Roasted Milkweed Pods, Week Ending 9/13/2020

It’s official. I have finally eaten milkweed (Asclepias syriaca) pods. And the stories are true – they are a fine and tasty vegetable!

By this late summer date, most milkweed seed pods have fully matured and released their dainty seeds and down to the world. “Thanks” to the mowing of the field across from my house, those plants are behind by several weeks. This gave me the perfect opportunity to try the pods.

After three years. I’ve known milkweed seed pods could be eaten for three years. And I only now have actually done so. So much free food available in nature, and somehow even those of us in the know fail to fully appreciate and take advantage of it!

I harvested milkweed pods that were small and soft to the touch
I harvested milkweed pods that were small and soft to the touch

Remember to leave some milkweed pods for insects and seeds for the next generation. Once collected, the pods can be kept in the refrigerator about a week.

I harvested pods of different sizes for the two recipes I wanted to sample: smooth, small pods for the Roasted Common Milkweed Pods recipe on page 99 of Forage, Harvest, Feast (yes, that book again), and larger but still tender ones for Stuffed Milkweed Pods.

One challenge. If you’ve read this blog a while, you know I don’t eat grains (anymore), except on very rare occasions. And both recipes call for breadcrumbs. Here is my go-to replacement for breadcrumbs in recipes (and also why I describe my dietary habits as “primal” rather than “paleo” – I just can’t give up the dairy!).

For each 1/2 cup of breadcrumbs, mix thoroughly:

No, it’s not identical to bread crumbs, but it’s super tasty so – close enough!

(In the future, I hope to replace almond flour with locally foraged or grown hazelnut and acorn flour for a more sustainable and lower energy option.)

A basket of milkweed pods
A basket of milkweed pods

I blanched all the milkweed pods in boiling water for two minutes. The Stuffed Pods recipe didn’t say how long to boil the pods for, so I opted to use the same time as Viljoen’s recipe for simplicity. Once the pods were blanched, dipped in cold water, and draining in the colander, it became very easy to separate the “stuffing” candidates from the “roasting whole” candidates. In addition to being larger, the former retained their shape after blanching, whereas the latter collapsed in on themselves and shriveled slightly.

To prepare a milkweed pod for stuffing, find the seam and squeeze slightly to pop it open along that line. Use your fingers to pull out the white silk and immature seeds. The pods were still soggy inside, so I placed them open-side-down on a towel to continue draining while I prepared the stuffing. I gently squeezed the smaller, whole pods over the sink to remove additional liquid from them as well.

A blanched milkweed pod, ready to stuff
A blanched milkweed pod, ready to stuff

I must have overstuffed the pods, because the recipe calls for 20 pods but I was only able to fill 11.

As I researched recipes, I was intrigued to learn that Alan Bergo from the Forager Chef blog thinks milkweed pods weren’t worth the trouble to stuff.
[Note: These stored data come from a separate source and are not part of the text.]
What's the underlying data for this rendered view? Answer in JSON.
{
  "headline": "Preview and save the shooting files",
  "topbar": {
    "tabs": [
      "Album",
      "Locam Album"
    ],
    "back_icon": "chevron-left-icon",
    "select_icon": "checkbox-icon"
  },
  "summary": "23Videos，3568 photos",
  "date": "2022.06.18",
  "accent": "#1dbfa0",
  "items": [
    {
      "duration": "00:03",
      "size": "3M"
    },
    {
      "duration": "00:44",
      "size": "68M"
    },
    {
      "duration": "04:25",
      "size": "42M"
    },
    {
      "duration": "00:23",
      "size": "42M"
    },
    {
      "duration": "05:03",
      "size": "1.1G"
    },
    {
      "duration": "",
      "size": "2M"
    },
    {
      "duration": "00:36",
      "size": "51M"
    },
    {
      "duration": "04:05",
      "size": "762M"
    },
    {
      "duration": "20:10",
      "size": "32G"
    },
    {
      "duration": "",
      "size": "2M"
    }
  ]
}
Mine were all about three to four inches long, and were perfect for the role.

I arranged all the pods – whole and stuffed – on a rack over a cookie sheet, and roasted them at 400 degrees for 20 minutes.

Stuffed and whole milkweed pods, ready to roast!
Stuffed and whole milkweed pods, ready to roast!

Yes, I know the Stuffed Pods recipe said 375, but I couldn’t bring myself to run the oven for twice as long to cook all the pods! And they came out just fine despite the extra 25 degrees.

And they were positively delicious.

My kids wouldn’t try them, of course. But my husband and I ate as many as we could without making ourselves sick! Both recipes are best served warm, so if you are preparing them for a party or get together (assuming anyone has those anymore, given COVID…), make sure to time everything so they can be eaten almost as soon as they come out of the oven.

The final product - delicious milkweed vegetables ready to eat
The final product – delicious milkweed vegetables ready to eat

One final observation about the whole roasted pods. The immature silk and seeds inside the pods gives them an unexpected chewy texture. Dare I say, almost cheesy. The additional texture made the pods even more enjoyable to eat. I’d definitely add them to our vegetable side dish rotation … if I thought my kids would ever once try them!

Originally, I envisioned dining on the milkweed pods while daintily sipping my milkweed cordial. I am sorry to say, I really, really messed up on that particular beverage. It stayed out a little too long, as I waited… and waited… and waited for the cordial to get bubbly enough to push up the flowers the way Viljoen describes in the recipe. As a result, the cordial ended up with a distinct vinegar flavor. Apparently this can be done on purpose, and can be very tasty and used in recipes – she even provides instructions for this very approach – but the drink I ended up with was not what I’d had in mind!


  1. Those pods certainly look big enough for a useful vegetable. I’ll be sowing those seeds you sent this autumn, so this is definitely one to try should I be so lucky as to get flowers and seedpods!